"Foi no fim do verão que Ele e três outros homens passaram pela primeira vez por aquela estrada ali. Era à tarde, e Ele parou e ficou de pé lá no fim do pasto.
Eu estava tocando a minha flauta; o meu rebanho pastava à minha volta." Percebi que usava um roupão semelhante a uma túnica e que acenava para mim com uma das mãos.
- Corra, garoto, falou um de seus amigos.
- Estou indo! Abri caminho por entre o rebanho.
- Os senhores desejam algo? Meu pai está do outro lado com meus irmãos.
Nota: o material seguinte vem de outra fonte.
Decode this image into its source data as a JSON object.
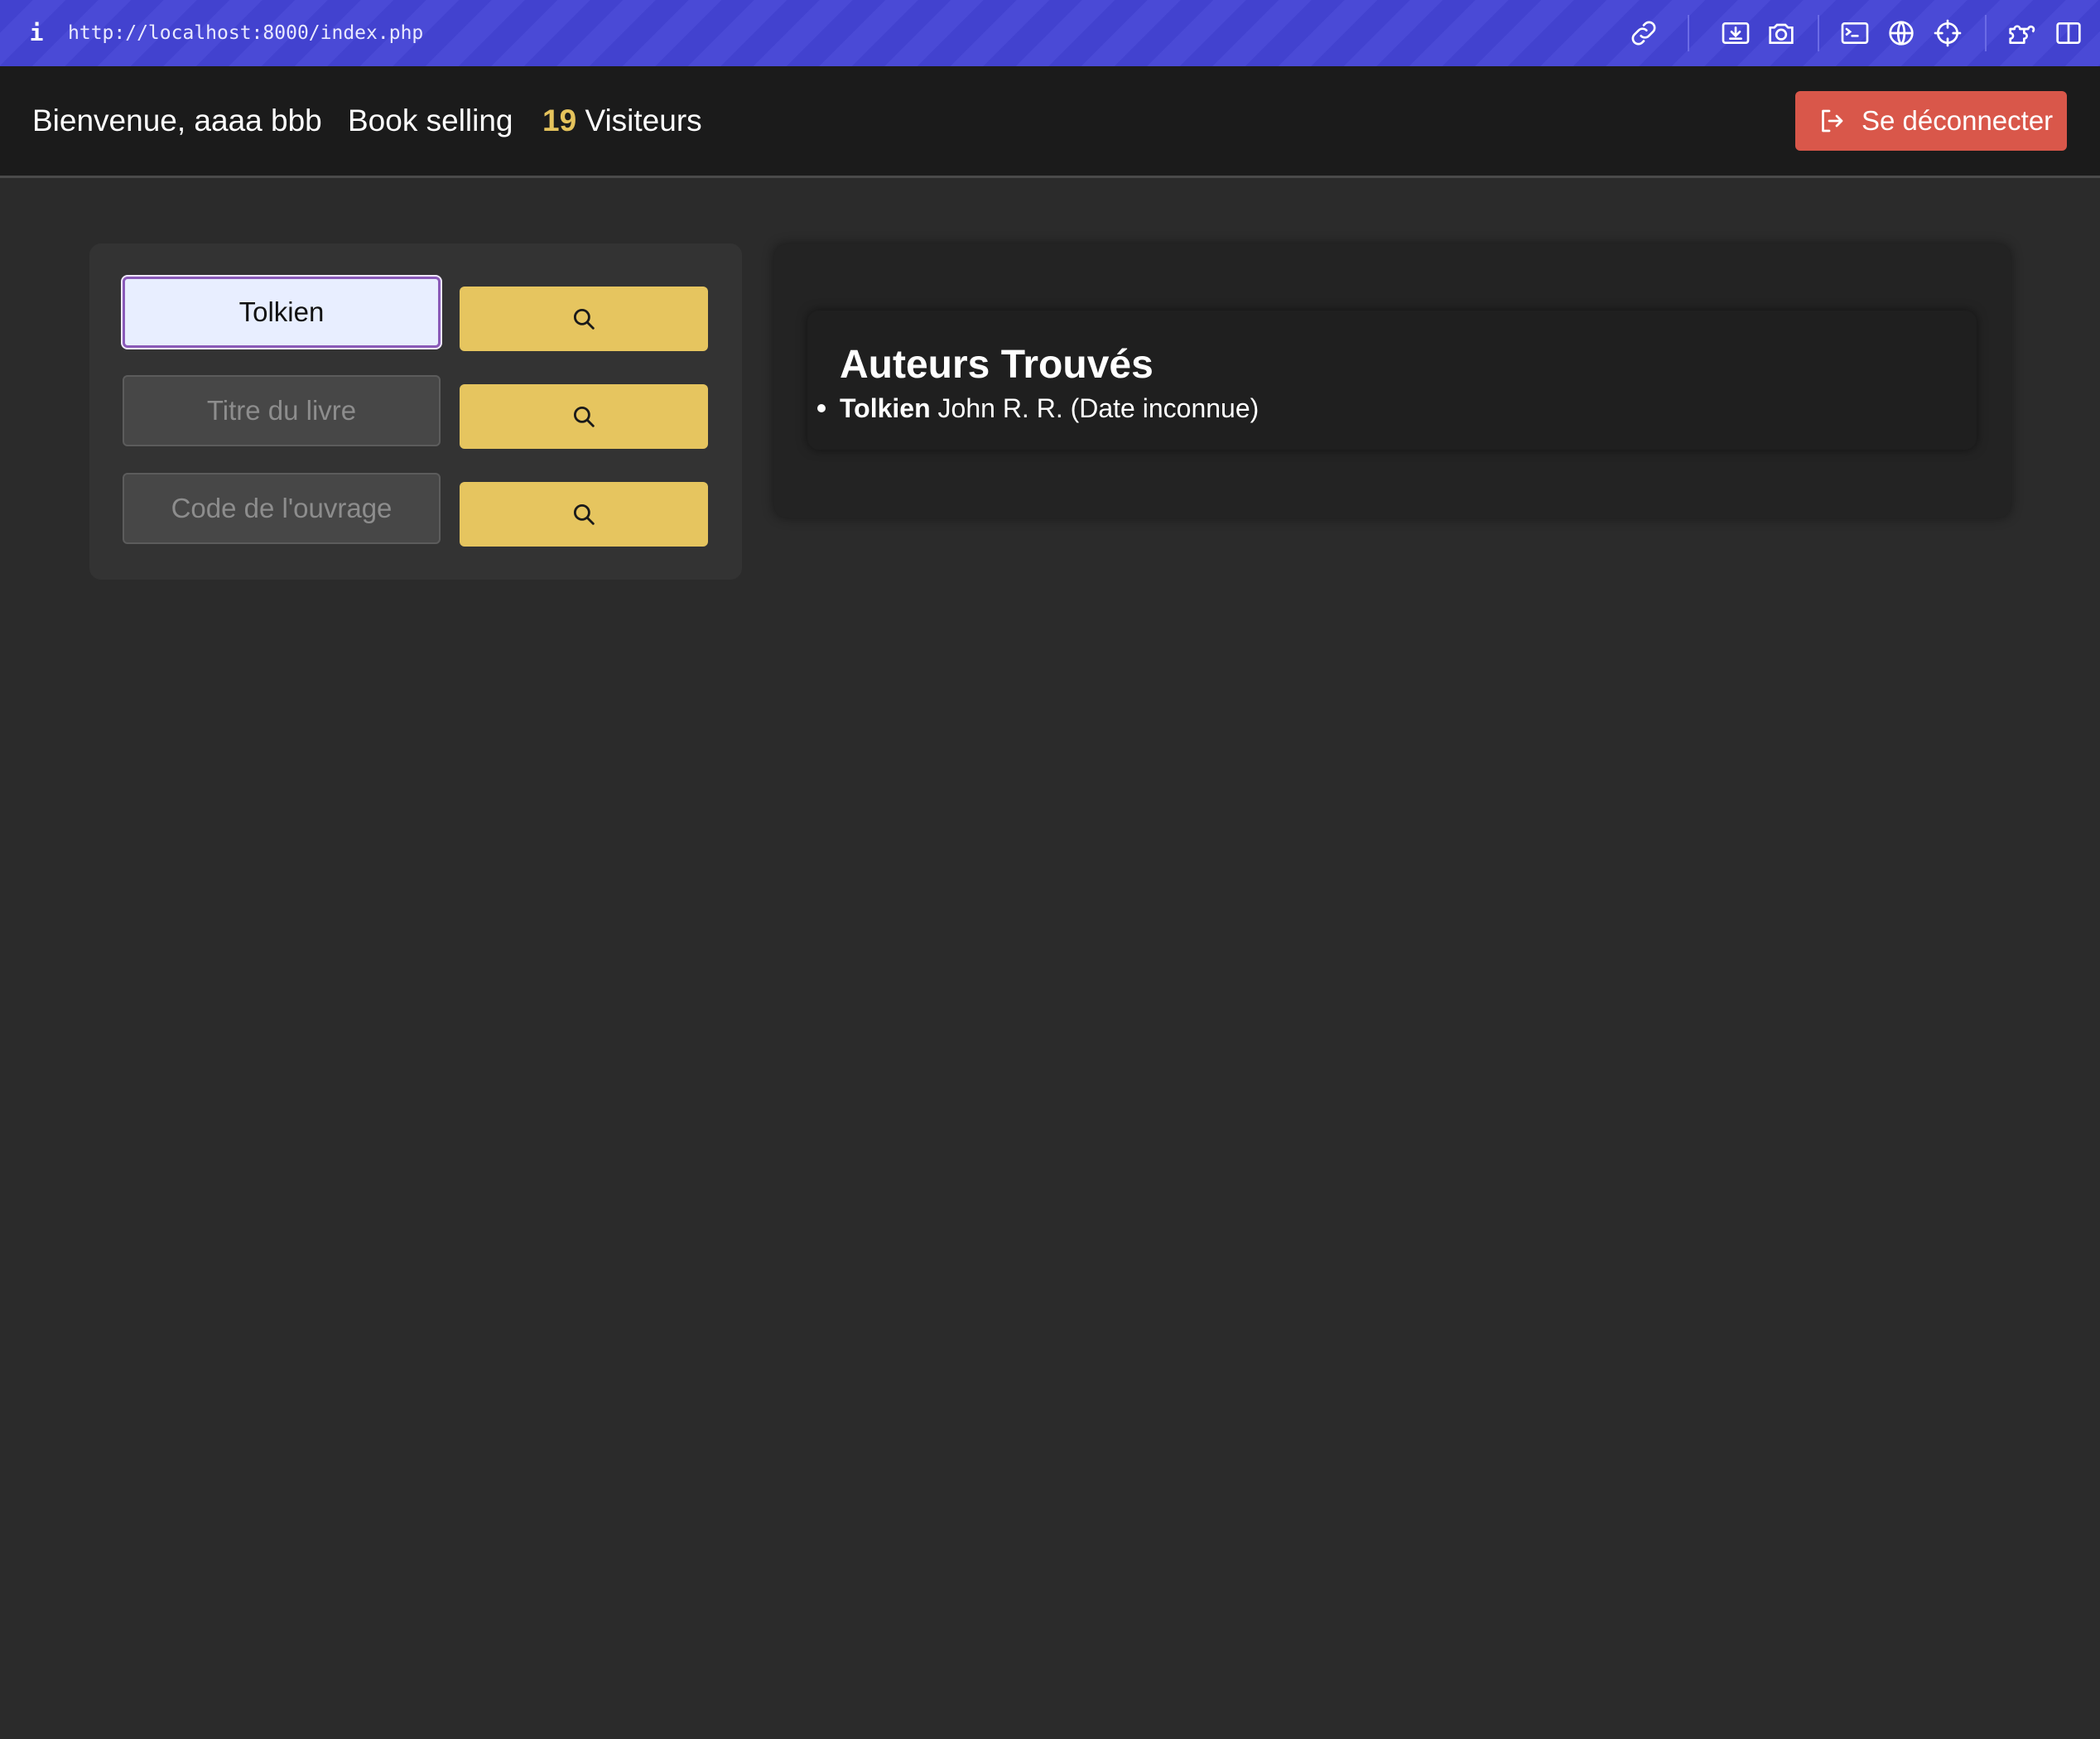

Não recebi de imediato resposta de nenhum dos homens, que aparentavam ter andado muito, o suor corria pela face queimada de cada um deles. Voltei a indagar aquele que me acenara, parecia o chefe dos demais, pois era sereno no olhar e gestos.
- Posso servir-lhes em alguma coisa? Um copo d'água, um prato de comida, ou desejam falar com meu pai?
- Eu quero a ti menino, dê-me sua vida, quem ama a sua vida vai perdê-la, mas quem a perde por causa do meu rebanho, vai ganhá-la.
- Mas, eu já dispenso minha vida todos os dias cuidando do rebanho de minha família! Vejo que seu rebanho é grande, pois levas três homens para pastorá-lo e ainda procuras mais pessoas para o serviço. Porém, se queres que eu vá, sinto muito, tenho que ajudar meu pai. Três homens já não lhe é o suficiente?
- São muitos, meu caro, os convidados mas poucos os escolhidos.
Neste instante um dos homens, muito barbudo, falou-me com repreensão.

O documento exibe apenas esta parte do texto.